The concept of martyrdom emerged in the pre-Constantinian Church. Many Christians believed that the martyrs, imitators of Jesus Christ in life and death, would be saved in imitation of his resurrection. The local communities where they died authenticated them. Bishops started authenticating them in the third and fourth centuries. Since 1234, the popes alone have authenticated them by means of canonization. Martyrs have continued to be the ideal Christians for nearly two thousand years due to their willingness to die on account of the faith. The first part of the thesis examines the evolution of the concept of authenticated martyrdom up to the pontification of Pope John Paul II. Many Christians in contemporary Latin America have committed themselves to the process of liberation, convinced that widespread poverty contradicts the will of God. Many have been killed and thereafter popularly recognized as martyrs by the poor. Gustavo Gutierrez Merino, a Peruvian priest, formulated the methodology of the theology of liberation. In 1978, he began to designate as martyrs many Christians killed for their commitment to the poor, and he recognizes the popular proclamations made by the poor. He is disappointed that the Latin America bishops do not officially recognize the martyrs. Gutierrez's concept of martyrdom is examined in the second part of the thesis. The objective of the thesis is to ascertain what is Gustavo Gutierrez's concept of martyrdom by examining its evolution in his writings; to judge how it is continuous with the traditional concept of authenticated martyrdom in the Church, and how his concept differs from it, thereby challenging it. His concept has much in common with the traditional concept, but his concept also differs from it because he has a particular view of who God is and what he demands of believers. He is convinced that God loves all people unconditionally, but particularly the poor.
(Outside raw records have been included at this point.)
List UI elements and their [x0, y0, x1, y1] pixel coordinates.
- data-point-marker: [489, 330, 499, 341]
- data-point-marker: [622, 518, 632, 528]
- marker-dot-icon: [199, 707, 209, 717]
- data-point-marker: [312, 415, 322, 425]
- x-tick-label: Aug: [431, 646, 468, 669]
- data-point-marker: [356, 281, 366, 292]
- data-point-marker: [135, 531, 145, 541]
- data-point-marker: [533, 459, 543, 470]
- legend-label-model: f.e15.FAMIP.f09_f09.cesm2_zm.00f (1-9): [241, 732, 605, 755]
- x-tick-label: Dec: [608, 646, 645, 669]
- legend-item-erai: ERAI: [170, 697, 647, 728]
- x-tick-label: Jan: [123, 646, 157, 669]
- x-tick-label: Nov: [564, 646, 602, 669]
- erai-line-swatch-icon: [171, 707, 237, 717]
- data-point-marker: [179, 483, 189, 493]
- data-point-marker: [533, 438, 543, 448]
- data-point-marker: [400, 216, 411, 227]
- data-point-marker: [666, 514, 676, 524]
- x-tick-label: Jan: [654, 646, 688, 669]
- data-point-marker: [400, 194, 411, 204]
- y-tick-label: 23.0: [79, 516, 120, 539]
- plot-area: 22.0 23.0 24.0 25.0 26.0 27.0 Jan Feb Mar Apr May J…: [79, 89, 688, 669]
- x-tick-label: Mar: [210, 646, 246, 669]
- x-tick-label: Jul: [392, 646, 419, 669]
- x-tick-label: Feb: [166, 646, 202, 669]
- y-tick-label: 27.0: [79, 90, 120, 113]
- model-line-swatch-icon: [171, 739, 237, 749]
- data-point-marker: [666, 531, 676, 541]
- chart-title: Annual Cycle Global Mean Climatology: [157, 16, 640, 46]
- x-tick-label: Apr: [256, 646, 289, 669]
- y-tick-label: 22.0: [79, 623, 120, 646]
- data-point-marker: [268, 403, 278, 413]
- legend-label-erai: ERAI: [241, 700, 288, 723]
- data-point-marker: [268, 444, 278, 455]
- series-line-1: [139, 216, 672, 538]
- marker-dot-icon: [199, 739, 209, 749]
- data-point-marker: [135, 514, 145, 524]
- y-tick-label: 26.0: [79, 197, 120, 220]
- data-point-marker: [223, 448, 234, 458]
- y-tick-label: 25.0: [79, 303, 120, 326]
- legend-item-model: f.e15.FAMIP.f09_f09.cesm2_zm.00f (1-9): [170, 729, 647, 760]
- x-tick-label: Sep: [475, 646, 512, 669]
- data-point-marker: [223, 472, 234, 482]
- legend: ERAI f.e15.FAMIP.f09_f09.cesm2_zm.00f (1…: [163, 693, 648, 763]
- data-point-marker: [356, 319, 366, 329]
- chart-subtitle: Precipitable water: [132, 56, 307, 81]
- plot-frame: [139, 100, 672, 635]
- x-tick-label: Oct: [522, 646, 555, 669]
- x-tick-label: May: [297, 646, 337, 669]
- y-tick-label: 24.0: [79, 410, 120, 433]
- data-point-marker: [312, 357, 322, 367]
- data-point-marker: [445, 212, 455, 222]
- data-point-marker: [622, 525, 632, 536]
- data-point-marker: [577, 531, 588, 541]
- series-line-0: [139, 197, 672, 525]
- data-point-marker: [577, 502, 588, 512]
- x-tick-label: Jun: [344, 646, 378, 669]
Therefore, Christians are martyrs if they are killed on account of the ways in which they demonstrated their love of the poor and of the God who favours them. Gutierrez's concept of martyrdom challenges the traditional concept in the Roman Catholic Church by creatively contributing a new dimension to it, based on his endeavours to make sense of the deaths suffered by Christians committed to the process of liberation in contemporary Latin America.